SMS Management and Technology (ASX:SMX) said its net profit increased 7% in FY11 to $29.8 million, despite delays reaping the expected pay-offs from a recent acquisition.
The consulting, IT and systems integration services company grew its revenue 23.6% to $306.1 million, in a result mostly attributed to organic growth – acquisitions over the year contributed just $10.3 million.
Announcing the results, CEO Tom Stianos acknowledged that the acquisitions of systems integration firm Renewtek in September “has not delivered the desired results as early as we have expected.”
But he said the company was seeing increasing demand for Renewtek's specialised enterprise content management and business process management services, “and remain[s] confident of a profitable contribution from this business in 2012.”
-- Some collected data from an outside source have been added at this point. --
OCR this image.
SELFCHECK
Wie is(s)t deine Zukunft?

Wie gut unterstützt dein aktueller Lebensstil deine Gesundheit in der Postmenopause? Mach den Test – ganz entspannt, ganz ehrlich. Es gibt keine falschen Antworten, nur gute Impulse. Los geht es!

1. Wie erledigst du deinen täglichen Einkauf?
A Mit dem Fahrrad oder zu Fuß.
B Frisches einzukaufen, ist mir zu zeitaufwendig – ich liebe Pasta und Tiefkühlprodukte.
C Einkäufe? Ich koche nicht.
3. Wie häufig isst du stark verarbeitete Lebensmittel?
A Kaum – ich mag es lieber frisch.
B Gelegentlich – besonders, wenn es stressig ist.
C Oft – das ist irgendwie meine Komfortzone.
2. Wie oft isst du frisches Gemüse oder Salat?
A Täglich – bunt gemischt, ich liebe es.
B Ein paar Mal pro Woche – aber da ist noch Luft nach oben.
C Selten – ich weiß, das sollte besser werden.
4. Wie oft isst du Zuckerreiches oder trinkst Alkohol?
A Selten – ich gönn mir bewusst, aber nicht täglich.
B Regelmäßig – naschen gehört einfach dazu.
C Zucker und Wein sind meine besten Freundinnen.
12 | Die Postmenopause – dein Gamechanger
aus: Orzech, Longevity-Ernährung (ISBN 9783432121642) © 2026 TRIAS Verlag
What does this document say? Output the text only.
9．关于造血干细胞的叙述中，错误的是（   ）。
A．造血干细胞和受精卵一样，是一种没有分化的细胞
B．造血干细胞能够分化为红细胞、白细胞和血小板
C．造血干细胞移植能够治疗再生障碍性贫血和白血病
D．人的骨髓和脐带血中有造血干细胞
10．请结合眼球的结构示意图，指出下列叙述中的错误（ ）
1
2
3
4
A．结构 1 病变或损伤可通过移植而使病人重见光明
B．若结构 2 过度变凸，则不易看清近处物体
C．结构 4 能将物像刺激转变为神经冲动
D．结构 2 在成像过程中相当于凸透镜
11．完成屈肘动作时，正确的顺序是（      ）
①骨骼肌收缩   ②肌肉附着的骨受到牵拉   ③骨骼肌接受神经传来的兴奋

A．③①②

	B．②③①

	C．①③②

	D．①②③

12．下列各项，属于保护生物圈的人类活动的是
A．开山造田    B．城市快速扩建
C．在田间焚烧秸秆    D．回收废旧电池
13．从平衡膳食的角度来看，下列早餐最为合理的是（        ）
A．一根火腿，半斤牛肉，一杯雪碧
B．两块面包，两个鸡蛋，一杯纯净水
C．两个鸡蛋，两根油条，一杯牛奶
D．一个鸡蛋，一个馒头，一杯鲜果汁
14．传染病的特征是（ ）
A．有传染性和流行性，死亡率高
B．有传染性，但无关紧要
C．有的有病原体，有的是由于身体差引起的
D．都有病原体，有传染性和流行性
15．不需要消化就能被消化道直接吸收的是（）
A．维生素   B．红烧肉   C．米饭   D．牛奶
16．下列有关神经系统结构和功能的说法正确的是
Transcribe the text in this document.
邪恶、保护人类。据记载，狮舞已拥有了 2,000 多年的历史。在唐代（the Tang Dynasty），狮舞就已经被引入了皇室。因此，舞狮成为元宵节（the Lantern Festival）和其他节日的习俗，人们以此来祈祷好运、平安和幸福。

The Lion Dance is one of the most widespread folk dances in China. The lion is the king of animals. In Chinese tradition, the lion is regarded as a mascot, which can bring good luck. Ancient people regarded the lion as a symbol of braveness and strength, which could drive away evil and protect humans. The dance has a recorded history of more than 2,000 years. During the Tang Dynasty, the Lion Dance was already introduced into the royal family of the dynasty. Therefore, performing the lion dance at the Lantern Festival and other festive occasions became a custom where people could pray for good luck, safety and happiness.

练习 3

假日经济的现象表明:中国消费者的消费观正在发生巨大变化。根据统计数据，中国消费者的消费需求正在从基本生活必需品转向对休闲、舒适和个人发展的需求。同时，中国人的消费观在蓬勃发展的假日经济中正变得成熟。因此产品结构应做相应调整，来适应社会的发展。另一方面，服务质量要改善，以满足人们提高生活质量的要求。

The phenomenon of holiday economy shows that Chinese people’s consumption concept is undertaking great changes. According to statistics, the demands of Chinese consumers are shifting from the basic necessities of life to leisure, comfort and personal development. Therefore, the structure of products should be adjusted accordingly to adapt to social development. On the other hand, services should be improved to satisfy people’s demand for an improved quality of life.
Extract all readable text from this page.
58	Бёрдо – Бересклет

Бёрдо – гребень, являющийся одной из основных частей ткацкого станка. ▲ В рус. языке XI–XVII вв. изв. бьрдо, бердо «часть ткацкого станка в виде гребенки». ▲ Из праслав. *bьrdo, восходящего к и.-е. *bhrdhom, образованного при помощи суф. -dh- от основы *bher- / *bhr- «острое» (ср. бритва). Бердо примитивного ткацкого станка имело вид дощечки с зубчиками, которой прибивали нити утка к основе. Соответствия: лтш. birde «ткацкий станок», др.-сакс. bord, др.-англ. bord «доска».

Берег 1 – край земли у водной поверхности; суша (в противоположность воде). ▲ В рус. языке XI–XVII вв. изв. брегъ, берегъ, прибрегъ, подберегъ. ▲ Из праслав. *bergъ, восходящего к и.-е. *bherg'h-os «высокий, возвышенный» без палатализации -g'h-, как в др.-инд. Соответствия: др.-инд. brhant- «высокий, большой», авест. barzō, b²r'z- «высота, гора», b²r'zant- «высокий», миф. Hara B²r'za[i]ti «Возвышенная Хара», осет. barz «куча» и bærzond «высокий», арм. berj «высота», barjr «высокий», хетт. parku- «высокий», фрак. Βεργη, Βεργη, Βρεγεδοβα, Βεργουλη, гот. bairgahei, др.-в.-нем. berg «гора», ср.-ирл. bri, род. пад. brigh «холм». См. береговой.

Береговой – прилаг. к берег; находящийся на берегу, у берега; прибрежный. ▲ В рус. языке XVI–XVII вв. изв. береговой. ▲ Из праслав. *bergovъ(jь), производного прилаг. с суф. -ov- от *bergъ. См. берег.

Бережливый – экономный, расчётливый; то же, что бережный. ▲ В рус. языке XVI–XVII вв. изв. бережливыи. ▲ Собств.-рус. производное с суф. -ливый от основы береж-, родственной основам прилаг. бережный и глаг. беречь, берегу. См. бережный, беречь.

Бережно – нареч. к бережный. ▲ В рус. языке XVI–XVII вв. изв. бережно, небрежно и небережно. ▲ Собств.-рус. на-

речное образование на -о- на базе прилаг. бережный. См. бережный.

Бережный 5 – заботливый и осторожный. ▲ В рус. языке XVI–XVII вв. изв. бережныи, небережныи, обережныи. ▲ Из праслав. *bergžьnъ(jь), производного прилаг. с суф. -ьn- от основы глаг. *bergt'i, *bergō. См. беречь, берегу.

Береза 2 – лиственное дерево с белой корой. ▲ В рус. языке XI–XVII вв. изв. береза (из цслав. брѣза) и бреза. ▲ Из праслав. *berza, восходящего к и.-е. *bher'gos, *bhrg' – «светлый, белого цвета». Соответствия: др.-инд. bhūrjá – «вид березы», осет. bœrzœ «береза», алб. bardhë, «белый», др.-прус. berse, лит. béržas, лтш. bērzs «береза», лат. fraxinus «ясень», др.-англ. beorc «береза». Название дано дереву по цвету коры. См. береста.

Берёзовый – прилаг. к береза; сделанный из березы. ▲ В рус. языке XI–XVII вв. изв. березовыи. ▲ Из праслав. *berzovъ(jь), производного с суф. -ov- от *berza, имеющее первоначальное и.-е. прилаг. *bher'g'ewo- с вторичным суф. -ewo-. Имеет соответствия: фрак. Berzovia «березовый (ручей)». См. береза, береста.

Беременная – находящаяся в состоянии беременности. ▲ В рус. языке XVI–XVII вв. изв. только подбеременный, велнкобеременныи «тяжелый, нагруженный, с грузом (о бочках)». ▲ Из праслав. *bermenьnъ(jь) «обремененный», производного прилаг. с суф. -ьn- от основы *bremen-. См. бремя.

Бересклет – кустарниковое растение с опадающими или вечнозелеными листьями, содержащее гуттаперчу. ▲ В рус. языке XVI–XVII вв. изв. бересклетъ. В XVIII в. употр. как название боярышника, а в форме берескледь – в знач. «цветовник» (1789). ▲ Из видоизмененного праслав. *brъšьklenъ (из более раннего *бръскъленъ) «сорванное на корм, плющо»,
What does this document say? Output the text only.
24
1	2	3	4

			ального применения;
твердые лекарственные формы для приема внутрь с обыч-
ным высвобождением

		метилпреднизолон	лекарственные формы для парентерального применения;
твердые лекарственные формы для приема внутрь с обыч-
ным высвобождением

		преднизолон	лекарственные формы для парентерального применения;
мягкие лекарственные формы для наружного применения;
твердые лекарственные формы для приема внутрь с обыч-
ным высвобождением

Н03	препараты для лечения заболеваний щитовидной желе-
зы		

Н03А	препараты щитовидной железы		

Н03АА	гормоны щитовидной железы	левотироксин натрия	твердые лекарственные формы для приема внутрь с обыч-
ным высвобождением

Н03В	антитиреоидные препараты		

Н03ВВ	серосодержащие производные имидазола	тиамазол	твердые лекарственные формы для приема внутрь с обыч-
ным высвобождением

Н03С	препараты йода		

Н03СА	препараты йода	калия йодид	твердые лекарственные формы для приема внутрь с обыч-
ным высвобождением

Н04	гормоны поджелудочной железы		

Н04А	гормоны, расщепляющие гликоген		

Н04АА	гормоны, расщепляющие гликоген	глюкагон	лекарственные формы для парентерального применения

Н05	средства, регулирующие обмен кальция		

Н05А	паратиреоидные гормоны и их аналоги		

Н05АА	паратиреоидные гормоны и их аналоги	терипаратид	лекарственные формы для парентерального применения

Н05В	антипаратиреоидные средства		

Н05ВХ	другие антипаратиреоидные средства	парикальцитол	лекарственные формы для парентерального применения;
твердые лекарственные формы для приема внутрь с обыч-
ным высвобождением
The company also acquired Microsoft SharePoint implementer Microgenx during the financial year.
Ebitda grew 10.8% to $42.2 million, but was impaired by delayed Renewtek sales, the Queensland floods and investment and recruitment activities.
SMS Management signed contracts worth $351 million during the financial year, and made inroads into Asia, Stianos added.
The company will pay out a final dividend of 16.5 cents per share, which translates to a full-year payout of 30 cents.
SMX shares increased 5.91% on Wednesday to $6.090.